Y en ese momento me llegó una foto. Era ella con los pendientes que le había puesto en el bolsillo de la cazadora. Había escrito:
¿Te gustan? ¡A mí, mucho, casi tanto como tú! Y no por estas traidoras sorpresas.
Luego la oí de nuevo reír al teléfono.
—¿Te ha llegado? A lo mejor después te mando una sexi y medio desnuda como premio. Hoy has estado realmente perfecto.
Y colgó. Bueno, me alegré. Se sentía mejor. De modo que decidí ir a la cocina y tomarme una cerveza, disfrutar de un poco de relax, quizá estar un rato frente al ordenador o ver una película, cuando de repente el móvil sonó. Era un mensaje, una foto. Y me quedé sorprendido. Ella y sus pudores. Ella y su timidez. Ella y su candor. Estaba en penumbra pero desnuda, solo llevaba los pendientes bien iluminados. Debajo de la foto había escrito:
Solo para ti, para siempre.
Me entraron ganas de ella, de modo que decidí responderle:
Me gustaría estar ahí. Para quitarte hasta los pendientes y poder amarte ahora.
Me mandó enseguida un corazón.
Bueno, esa es Gin. Aquella noche solo se sobrepuso a su dolor al sentirse amada.

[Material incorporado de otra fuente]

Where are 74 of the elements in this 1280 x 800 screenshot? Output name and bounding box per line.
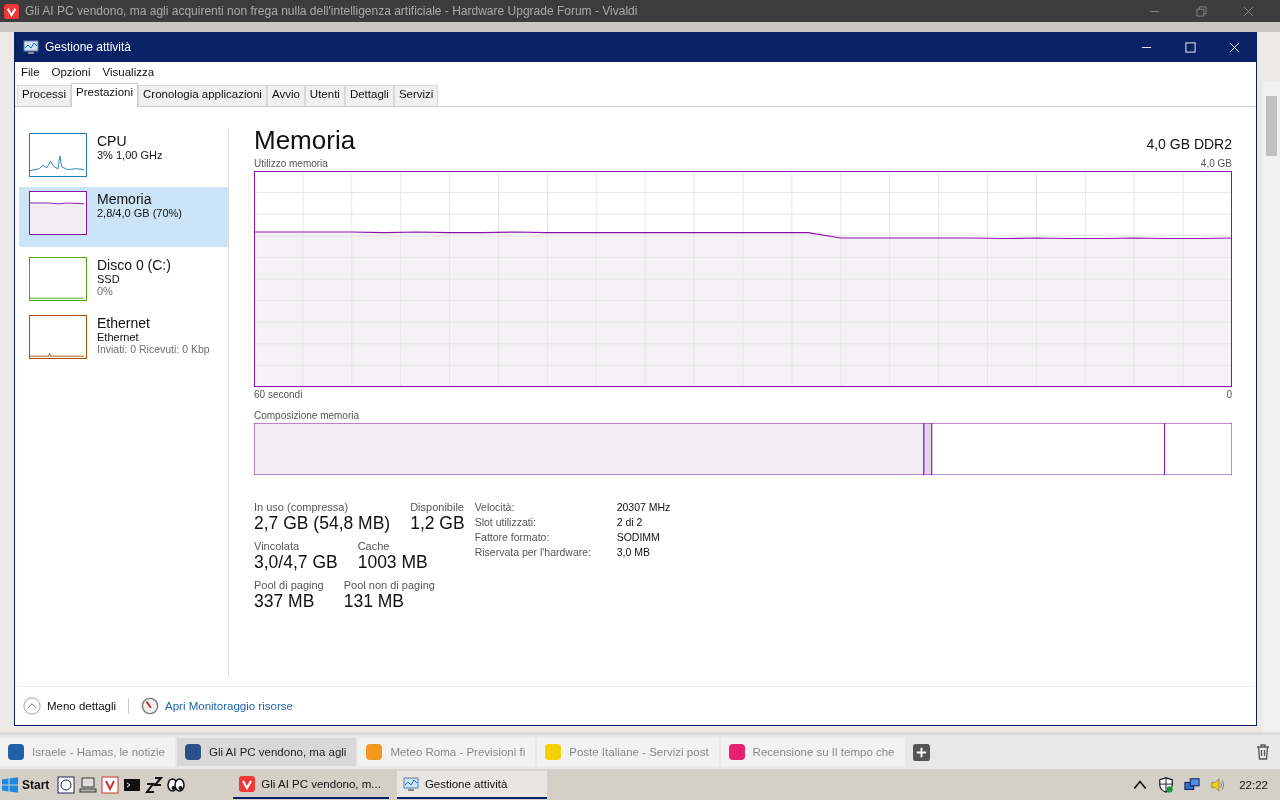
- resource-detail: Ethernet: [97, 331, 140, 343]
- stat-value: 2,7 GB (54,8 MB): [254, 513, 391, 534]
- resource-detail: Inviati: 0 Ricevuti: 0 Kbp: [97, 343, 210, 355]
- resource-name: CPU: [97, 133, 128, 149]
- stat-value: 3,0/4,7 GB: [254, 552, 338, 573]
- browser-logo-icon: [239, 775, 256, 792]
- stat-value: 131 MB: [343, 591, 406, 612]
- resource-monitor-link[interactable]: Apri Monitoraggio risorse: [165, 700, 293, 712]
- detail-label: Riservata per l'hardware:: [474, 546, 593, 558]
- stat-label: Disponibile: [410, 501, 465, 513]
- axis-label: 60 secondi: [254, 389, 303, 400]
- detail-label: Fattore formato:: [474, 531, 551, 543]
- resource-detail: 3% 1,00 GHz: [97, 149, 163, 161]
- browser-icon[interactable]: [101, 775, 120, 794]
- monitor-icon: [402, 775, 419, 792]
- detail-value: 3,0 MB: [616, 546, 651, 558]
- computer-icon[interactable]: [79, 775, 98, 794]
- memory-spec: 4,0 GB DDR2: [1146, 136, 1232, 154]
- stat-label: Pool non di paging: [343, 579, 435, 591]
- detail-label: Slot utilizzati:: [474, 516, 537, 528]
- resource-item[interactable]: Ethernet Ethernet Inviati: 0 Ricevuti: 0 Kbp: [19, 311, 228, 363]
- resource-item[interactable]: Memoria 2,8/4,0 GB (70%): [19, 187, 228, 247]
- browser-logo-icon: [4, 3, 19, 19]
- resource-detail: 0%: [97, 285, 114, 297]
- stat-label: In uso (compressa): [254, 501, 350, 513]
- shield-icon[interactable]: [1158, 776, 1175, 793]
- menu-item[interactable]: File: [21, 66, 40, 78]
- detail-value: SODIMM: [616, 531, 661, 543]
- tab[interactable]: Processi: [17, 85, 72, 106]
- sleep-icon[interactable]: [145, 775, 164, 794]
- detail-value: 20307 MHz: [616, 501, 671, 513]
- stat-label: Vincolata: [254, 540, 301, 552]
- browser-title: Gli AI PC vendono, ma agli acquirenti non frega nulla dell'intelligenza artificiale - Hardware Upgrade Forum - Vivaldi: [25, 4, 638, 18]
- tab[interactable]: Prestazioni: [71, 83, 138, 107]
- fewer-details-button[interactable]: Meno dettagli: [47, 700, 117, 712]
- menu-item[interactable]: Opzioni: [51, 66, 91, 78]
- taskbar-button[interactable]: Gestione attività: [396, 770, 547, 799]
- resource-name: Ethernet: [97, 315, 151, 331]
- resource-name: Memoria: [97, 191, 153, 207]
- tab[interactable]: Servizi: [393, 85, 439, 106]
- resource-name: Disco 0 (C:): [97, 257, 171, 273]
- panel-title: Memoria: [254, 125, 356, 156]
- resource-item[interactable]: Disco 0 (C:) SSD 0%: [19, 253, 228, 305]
- monitor-icon: [23, 39, 39, 55]
- eyes-icon[interactable]: [167, 775, 186, 794]
- stat-value: 337 MB: [254, 591, 316, 612]
- tab[interactable]: Cronologia applicazioni: [138, 85, 267, 106]
- trash-icon[interactable]: [1256, 744, 1270, 760]
- tab[interactable]: Dettagli: [344, 85, 394, 106]
- clock[interactable]: 22:22: [1239, 778, 1268, 791]
- graph-max-label: 4,0 GB: [1200, 158, 1232, 169]
- composition-label: Composizione memoria: [254, 410, 360, 421]
- stat-value: 1003 MB: [357, 552, 428, 573]
- menu-item[interactable]: Visualizza: [102, 66, 155, 78]
- resource-item[interactable]: CPU 3% 1,00 GHz: [19, 129, 228, 181]
- window-title: Gestione attività: [45, 40, 132, 54]
- new-tab-icon[interactable]: [912, 743, 930, 761]
- browser-tab[interactable]: Gli AI PC vendono, ma agli: [176, 738, 357, 766]
- graph-label: Utilizzo memoria: [254, 158, 328, 169]
- network-icon[interactable]: [1184, 776, 1201, 793]
- scrollbar[interactable]: [1263, 82, 1280, 732]
- resource-detail: SSD: [97, 273, 121, 285]
- stat-value: 1,2 GB: [410, 513, 465, 534]
- start-button[interactable]: Start: [22, 777, 50, 792]
- detail-value: 2 di 2: [616, 516, 644, 528]
- stat-label: Cache: [357, 540, 391, 552]
- tab[interactable]: Avvio: [266, 85, 305, 106]
- maximize-icon[interactable]: [1185, 41, 1196, 53]
- resource-detail: 2,8/4,0 GB (70%): [97, 207, 182, 219]
- axis-label: 0: [1226, 389, 1232, 400]
- gauge-icon: [141, 697, 160, 715]
- tab[interactable]: Utenti: [304, 85, 345, 106]
- detail-label: Velocità:: [474, 501, 516, 513]
- stat-label: Pool di paging: [254, 579, 324, 591]
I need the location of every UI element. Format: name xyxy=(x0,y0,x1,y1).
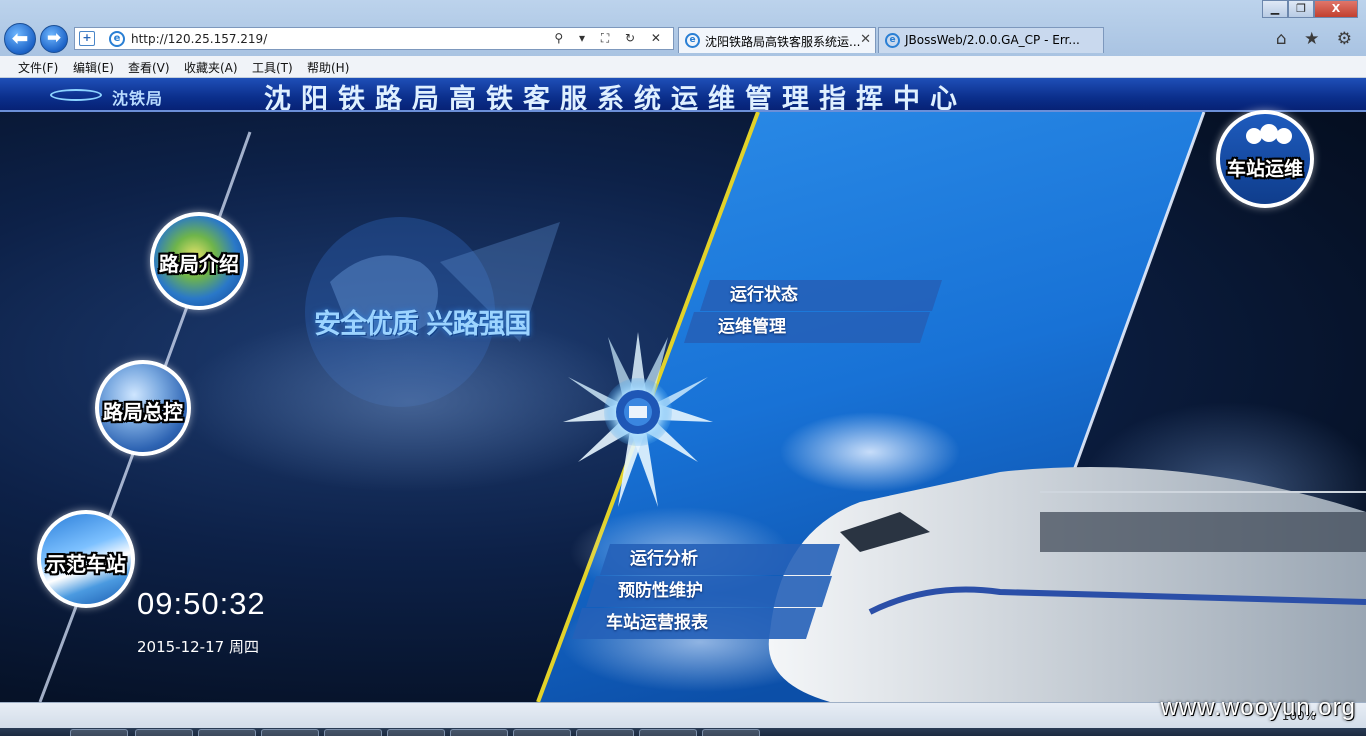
ie-favicon-icon: e xyxy=(109,31,125,47)
nav-circle-shifanchezhan[interactable]: 示范车站 xyxy=(37,510,135,608)
nav-circle-lujuzongkong[interactable]: 路局总控 xyxy=(95,360,191,456)
back-button[interactable]: ⬅ xyxy=(4,23,36,55)
tab-label: JBossWeb/2.0.0.GA_CP - Err... xyxy=(905,33,1080,47)
menu-file[interactable]: 文件(F) xyxy=(18,59,58,76)
ie-tab-icon: e xyxy=(685,33,700,48)
menu-chezhanyunyingbaobiao[interactable]: 车站运营报表 xyxy=(572,608,816,639)
menu-edit[interactable]: 编辑(E) xyxy=(73,59,114,76)
logo-icon xyxy=(50,89,102,101)
taskbar xyxy=(0,728,1366,736)
menu-label: 运行状态 xyxy=(730,285,798,305)
taskbar-item[interactable] xyxy=(261,729,319,736)
minimize-button[interactable]: ▁ xyxy=(1262,0,1288,18)
date: 2015-12-17 周四 xyxy=(137,638,259,656)
taskbar-item[interactable] xyxy=(324,729,382,736)
taskbar-item[interactable] xyxy=(513,729,571,736)
nav-circle-lujujieshao[interactable]: 路局介绍 xyxy=(150,212,248,310)
close-button[interactable]: X xyxy=(1314,0,1358,18)
compatibility-view-icon[interactable]: + xyxy=(79,31,95,46)
menu-help[interactable]: 帮助(H) xyxy=(307,59,349,76)
taskbar-item[interactable] xyxy=(576,729,634,736)
tab-label: 沈阳铁路局高铁客服系统运... xyxy=(705,35,861,49)
nav-circle-chezhanyunwei[interactable]: 车站运维 xyxy=(1216,110,1314,208)
taskbar-item[interactable] xyxy=(135,729,193,736)
menu-yufangxingweihu[interactable]: 预防性维护 xyxy=(586,576,832,607)
forward-button[interactable]: ➡ xyxy=(40,25,68,53)
close-tab-icon[interactable]: ✕ xyxy=(860,32,871,47)
nav-circle-label: 路局总控 xyxy=(103,400,183,424)
taskbar-item[interactable] xyxy=(450,729,508,736)
menu-label: 运行分析 xyxy=(630,549,698,569)
home-favorites-tools-icons[interactable]: ⌂ ★ ⚙ xyxy=(1276,29,1358,49)
ie-tab-icon: e xyxy=(885,33,900,48)
taskbar-item[interactable] xyxy=(387,729,445,736)
window-controls: ▁ ❐ X xyxy=(1262,0,1358,18)
menu-yunxingfenxi[interactable]: 运行分析 xyxy=(600,544,840,575)
taskbar-item[interactable] xyxy=(639,729,697,736)
browser-titlebar: ⬅ ➡ + e http://120.25.157.219/ ⚲ ▾ ⛶ ↻ ✕… xyxy=(0,0,1366,56)
url-text[interactable]: http://120.25.157.219/ xyxy=(131,32,267,46)
maximize-button[interactable]: ❐ xyxy=(1288,0,1314,18)
page-banner: 沈铁局 沈阳铁路局高铁客服系统运维管理指挥中心 xyxy=(0,78,1366,112)
menu-yunxingzhuangtai[interactable]: 运行状态 xyxy=(700,280,942,311)
menu-label: 运维管理 xyxy=(718,317,786,337)
menu-tools[interactable]: 工具(T) xyxy=(252,59,293,76)
menu-label: 车站运营报表 xyxy=(606,613,708,633)
slogan: 安全优质 兴路强国 xyxy=(314,309,531,340)
taskbar-item[interactable] xyxy=(198,729,256,736)
menu-label: 预防性维护 xyxy=(618,581,703,601)
menu-yunweiguanli[interactable]: 运维管理 xyxy=(684,312,930,343)
nav-circle-label: 车站运维 xyxy=(1226,158,1303,180)
address-tools[interactable]: ⚲ ▾ ⛶ ↻ ✕ xyxy=(554,31,667,46)
taskbar-item[interactable] xyxy=(70,729,128,736)
address-bar[interactable]: + e http://120.25.157.219/ ⚲ ▾ ⛶ ↻ ✕ xyxy=(74,27,674,50)
tab-jbossweb[interactable]: e JBossWeb/2.0.0.GA_CP - Err... xyxy=(878,27,1104,53)
people-icon xyxy=(1276,128,1292,144)
taskbar-item[interactable] xyxy=(702,729,760,736)
main-panel: 路局介绍 路局总控 示范车站 车站运维 运行状态 运维管理 运行分析 预防性维护… xyxy=(0,110,1366,702)
nav-circle-label: 路局介绍 xyxy=(159,252,239,276)
nav-circle-label: 示范车站 xyxy=(46,552,126,576)
watermark: www.wooyun.org xyxy=(1160,694,1356,721)
menu-view[interactable]: 查看(V) xyxy=(128,59,170,76)
web-page: 沈铁局 沈阳铁路局高铁客服系统运维管理指挥中心 路局介绍 路局总控 示范车站 车… xyxy=(0,78,1366,702)
clock: 09:50:32 xyxy=(137,586,266,621)
menu-bar: 文件(F) 编辑(E) 查看(V) 收藏夹(A) 工具(T) 帮助(H) xyxy=(0,56,1366,78)
menu-favorites[interactable]: 收藏夹(A) xyxy=(184,59,238,76)
banner-logo-text: 沈铁局 xyxy=(112,89,164,108)
banner-title: 沈阳铁路局高铁客服系统运维管理指挥中心 xyxy=(264,84,967,112)
tab-shenyang[interactable]: e 沈阳铁路局高铁客服系统运... ✕ xyxy=(678,27,876,53)
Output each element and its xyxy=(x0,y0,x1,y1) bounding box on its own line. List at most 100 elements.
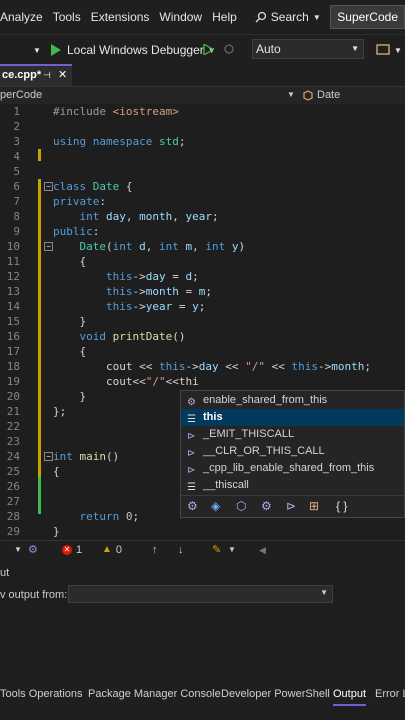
member-scope-dropdown[interactable]: Date xyxy=(302,87,340,103)
code-line[interactable]: 9 public: xyxy=(0,224,405,239)
project-scope-dropdown[interactable]: perCode xyxy=(0,87,42,103)
menu-window[interactable]: Window xyxy=(159,10,212,24)
arrow-down-icon[interactable]: ↓ xyxy=(178,541,184,559)
chevron-down-icon[interactable]: ▼ xyxy=(287,87,295,103)
macro-icon: ⊳ xyxy=(187,448,196,459)
editor-status-strip: ▼ ⚙ ✕ 1 ▲ 0 ↑ ↓ ✎ ▼ ◀ xyxy=(0,540,405,559)
line-number: 18 xyxy=(6,360,20,373)
error-count[interactable]: ✕ 1 xyxy=(62,541,82,559)
menu-help[interactable]: Help xyxy=(212,10,247,24)
collapse-icon[interactable]: − xyxy=(44,452,53,461)
completion-label: this xyxy=(203,411,223,423)
folder-icon[interactable] xyxy=(376,43,390,55)
completion-item[interactable]: ⊳ __CLR_OR_THIS_CALL xyxy=(181,443,404,460)
line-number: 17 xyxy=(6,345,20,358)
line-number: 26 xyxy=(6,480,20,493)
code-text: this->month = m; xyxy=(105,285,212,298)
line-number: 6 xyxy=(13,180,20,193)
code-line[interactable]: 7 private: xyxy=(0,194,405,209)
start-debugger-button[interactable]: Local Windows Debugger ▼ xyxy=(50,43,216,57)
output-title: ut xyxy=(0,567,10,579)
completion-label: __thiscall xyxy=(203,479,249,491)
code-line[interactable]: 15 } xyxy=(0,314,405,329)
output-source-label: v output from: xyxy=(0,589,68,601)
filter-braces-icon[interactable]: { } xyxy=(336,499,347,513)
chevron-down-icon[interactable]: ▼ xyxy=(394,46,402,55)
code-line[interactable]: 29} xyxy=(0,524,405,539)
close-icon[interactable]: ✕ xyxy=(58,66,67,84)
tab-developer-powershell[interactable]: Developer PowerShell xyxy=(221,684,330,704)
solution-name-badge[interactable]: SuperCode xyxy=(330,5,405,29)
config-dropdown[interactable]: Auto ▼ xyxy=(252,39,364,59)
code-line[interactable]: 1 #include <iostream> xyxy=(0,104,405,119)
completion-item[interactable]: ⊳ _EMIT_THISCALL xyxy=(181,426,404,443)
code-line[interactable]: 10 Date(int d, int m, int y) xyxy=(0,239,405,254)
code-line[interactable]: 19 cout<<"/"<<thi xyxy=(0,374,405,389)
class-icon xyxy=(303,89,313,101)
code-line[interactable]: 2 xyxy=(0,119,405,134)
collapse-icon[interactable]: − xyxy=(44,242,53,251)
filter-function-icon[interactable]: ⚙ xyxy=(261,499,272,513)
output-source-dropdown[interactable]: ▼ xyxy=(68,585,333,603)
code-line[interactable]: 5 xyxy=(0,164,405,179)
hot-reload-icon[interactable] xyxy=(223,43,235,55)
code-text: }; xyxy=(53,405,67,418)
menu-analyze[interactable]: Analyze xyxy=(0,10,53,24)
tab-output[interactable]: Output xyxy=(333,684,367,706)
filter-namespace-icon[interactable]: ⊞ xyxy=(309,499,319,513)
tool-window-tabs: Tools Operations Package Manager Console… xyxy=(0,684,405,706)
code-line[interactable]: 6 class Date { xyxy=(0,179,405,194)
line-number: 10 xyxy=(6,240,20,253)
line-number: 19 xyxy=(6,375,20,388)
tab-tools-operations[interactable]: Tools Operations xyxy=(0,684,83,704)
line-number: 13 xyxy=(6,285,20,298)
line-number: 1 xyxy=(13,105,20,118)
warning-count[interactable]: ▲ 0 xyxy=(102,541,122,559)
code-line[interactable]: 3 using namespace std; xyxy=(0,134,405,149)
code-line[interactable]: 16 void printDate() xyxy=(0,329,405,344)
output-text-area[interactable] xyxy=(0,610,405,680)
tab-error-list[interactable]: Error L xyxy=(375,684,405,704)
scroll-left-icon[interactable]: ◀ xyxy=(259,541,266,559)
zoom-dropdown[interactable]: ▼ xyxy=(14,541,22,559)
pin-icon[interactable]: ⊣ xyxy=(43,66,51,84)
completion-item-selected[interactable]: ☰ this xyxy=(181,409,404,426)
code-text: void printDate() xyxy=(79,330,186,343)
code-line[interactable]: 14 this->year = y; xyxy=(0,299,405,314)
intellisense-popup: ⚙ enable_shared_from_this ☰ this ⊳ _EMIT… xyxy=(180,390,405,518)
collapse-icon[interactable]: − xyxy=(44,182,53,191)
code-line[interactable]: 17 { xyxy=(0,344,405,359)
code-text: return 0; xyxy=(79,510,140,523)
completion-item[interactable]: ⚙ enable_shared_from_this xyxy=(181,392,404,409)
tab-source-file[interactable]: ce.cpp* ⊣ ✕ xyxy=(0,64,72,86)
code-line[interactable]: 12 this->day = d; xyxy=(0,269,405,284)
code-text: { xyxy=(53,345,87,358)
filter-template-icon[interactable]: ⚙ xyxy=(187,499,198,513)
line-number: 7 xyxy=(13,195,20,208)
completion-item[interactable]: ⊳ _cpp_lib_enable_shared_from_this xyxy=(181,460,404,477)
filter-class-icon[interactable]: ◈ xyxy=(211,499,220,513)
filter-macro-icon[interactable]: ⊳ xyxy=(286,499,296,513)
chevron-down-icon[interactable]: ▼ xyxy=(228,541,236,559)
code-text: { xyxy=(53,255,87,268)
start-without-debugging-icon[interactable] xyxy=(203,44,214,55)
ai-icon[interactable]: ⚙ xyxy=(28,541,38,559)
filter-struct-icon[interactable]: ⬡ xyxy=(236,499,246,513)
cleanup-icon[interactable]: ✎ xyxy=(212,541,221,559)
line-number: 24 xyxy=(6,450,20,463)
arrow-up-icon[interactable]: ↑ xyxy=(152,541,158,559)
code-text: private: xyxy=(53,195,106,208)
menu-extensions[interactable]: Extensions xyxy=(91,10,160,24)
code-text: this->year = y; xyxy=(105,300,206,313)
tab-package-manager-console[interactable]: Package Manager Console xyxy=(88,684,221,704)
code-line[interactable]: 18 cout << this->day << "/" << this->mon… xyxy=(0,359,405,374)
code-text: } xyxy=(53,390,87,403)
code-line[interactable]: 8 int day, month, year; xyxy=(0,209,405,224)
code-line[interactable]: 13 this->month = m; xyxy=(0,284,405,299)
code-line[interactable]: 11 { xyxy=(0,254,405,269)
menu-tools[interactable]: Tools xyxy=(53,10,91,24)
completion-item[interactable]: ☰ __thiscall xyxy=(181,477,404,494)
search-box[interactable]: Search ▼ xyxy=(255,10,321,24)
chevron-down-icon[interactable]: ▼ xyxy=(33,46,41,55)
code-line[interactable]: 4 xyxy=(0,149,405,164)
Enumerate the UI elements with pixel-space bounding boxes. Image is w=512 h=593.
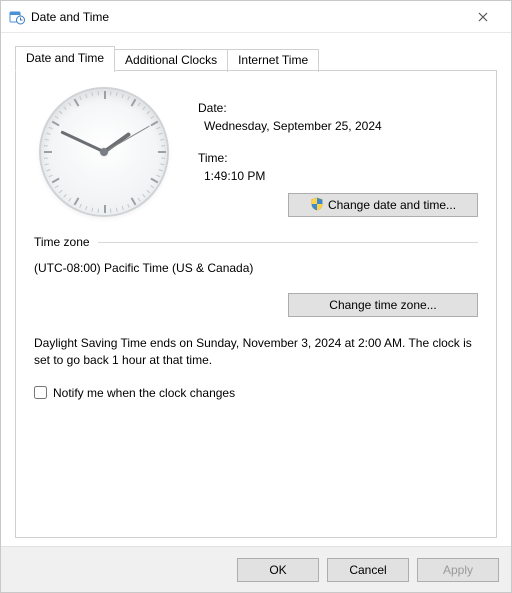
date-time-upper: Date: Wednesday, September 25, 2024 Time…	[34, 87, 478, 217]
change-date-time-button-label: Change date and time...	[328, 198, 456, 212]
titlebar: Date and Time	[1, 1, 511, 33]
date-label: Date:	[198, 101, 478, 115]
notify-checkbox[interactable]	[34, 386, 47, 399]
tab-additional-clocks[interactable]: Additional Clocks	[114, 49, 228, 72]
close-button[interactable]	[463, 3, 503, 31]
tab-panel: Date: Wednesday, September 25, 2024 Time…	[15, 70, 497, 538]
cancel-button[interactable]: Cancel	[327, 558, 409, 582]
apply-button[interactable]: Apply	[417, 558, 499, 582]
clock-calendar-icon	[9, 9, 25, 25]
date-time-info: Date: Wednesday, September 25, 2024 Time…	[198, 87, 478, 217]
window-title: Date and Time	[31, 10, 463, 24]
analog-clock	[39, 87, 169, 217]
timezone-section-header: Time zone	[34, 235, 478, 249]
change-timezone-button[interactable]: Change time zone...	[288, 293, 478, 317]
analog-clock-wrap	[34, 87, 174, 217]
tab-internet-time[interactable]: Internet Time	[227, 49, 319, 72]
uac-shield-icon	[310, 197, 324, 214]
tabstrip: Date and Time Additional Clocks Internet…	[15, 45, 497, 70]
divider	[98, 242, 478, 243]
change-timezone-button-label: Change time zone...	[329, 298, 436, 312]
date-value: Wednesday, September 25, 2024	[198, 119, 478, 133]
notify-checkbox-label: Notify me when the clock changes	[53, 386, 235, 400]
timezone-value: (UTC-08:00) Pacific Time (US & Canada)	[34, 261, 478, 275]
dialog-body: Date and Time Additional Clocks Internet…	[1, 33, 511, 546]
dst-info-text: Daylight Saving Time ends on Sunday, Nov…	[34, 335, 478, 370]
change-date-time-button[interactable]: Change date and time...	[288, 193, 478, 217]
date-time-dialog: Date and Time Date and Time Additional C…	[0, 0, 512, 593]
clock-center-pin	[100, 148, 108, 156]
timezone-section-title: Time zone	[34, 235, 90, 249]
dialog-footer: OK Cancel Apply	[1, 546, 511, 592]
time-value: 1:49:10 PM	[198, 169, 478, 183]
close-icon	[478, 12, 488, 22]
notify-checkbox-row[interactable]: Notify me when the clock changes	[34, 386, 478, 400]
ok-button[interactable]: OK	[237, 558, 319, 582]
time-label: Time:	[198, 151, 478, 165]
clock-face	[39, 87, 169, 217]
tab-date-and-time[interactable]: Date and Time	[15, 46, 115, 71]
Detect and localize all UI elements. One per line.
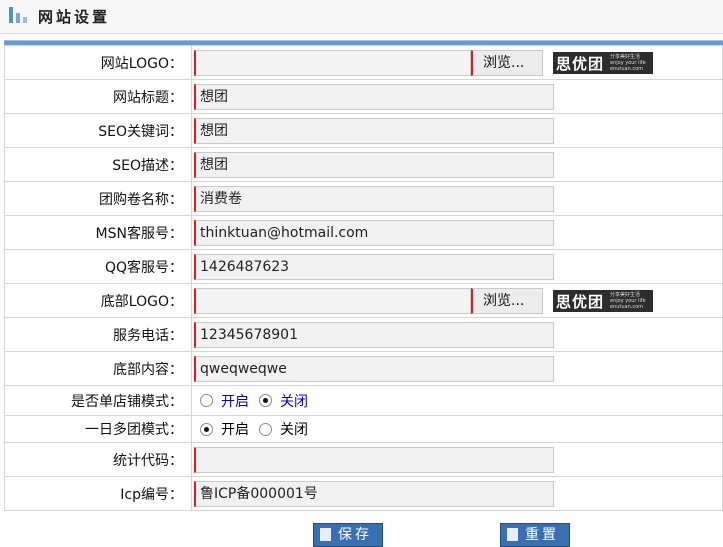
field-label: 是否单店铺模式： xyxy=(4,385,192,416)
logo-tagline: 分享美好生活 enjoy your life enutuan.com xyxy=(610,54,646,72)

Pero hoy, ¿cómo podré hacer que se sobreponga? Esta vez el culpable soy yo, debo hacer que vuelva a creer de nuevo en mí.
De modo que llamo a la puerta y me preparo algo que decir. Solo me viene a la cabeza: «Tiene que ayudarme». Quizá sería mejor: «Gin es estupenda y yo soy un gilipollas», sería la pura verdad, pero creo que me cerraría la puerta en las narices y no querría seguir escuchándome. Me quedo callado, con la cara contra esa puerta cerrada, y pienso en otras posibles frases. Pero no se me ocurre nada. Hay momentos en la vida que parecen interminables. Este es uno de ellos. Entonces oigo unos pasos acercándose que al final se detienen detrás de la puerta.
—¿Quién es?
—Stefano Mancini.
—¿Quién?
Bueno, vaya. Peor aún. Ni siquiera sabe quién soy. A continuación, la puerta se abre y aparece la señora que sale a menudo con Gin: su madre.
—Buenos días, señora, soy un amigo de su hija…
—Ya sé quién eres.
Me quedo en silencio. Me siento morir. Joder, en la vida me he dado de puñetazos con tipos que eran el doble que yo y no he sentido nada y, en cambio, ante la mirada de esta mujer estoy como un flan.
—Eres Step, ¿no? Mi hija me ha hablado de ti.
—Sí, soy yo. Y ¿qué le ha dicho Gin?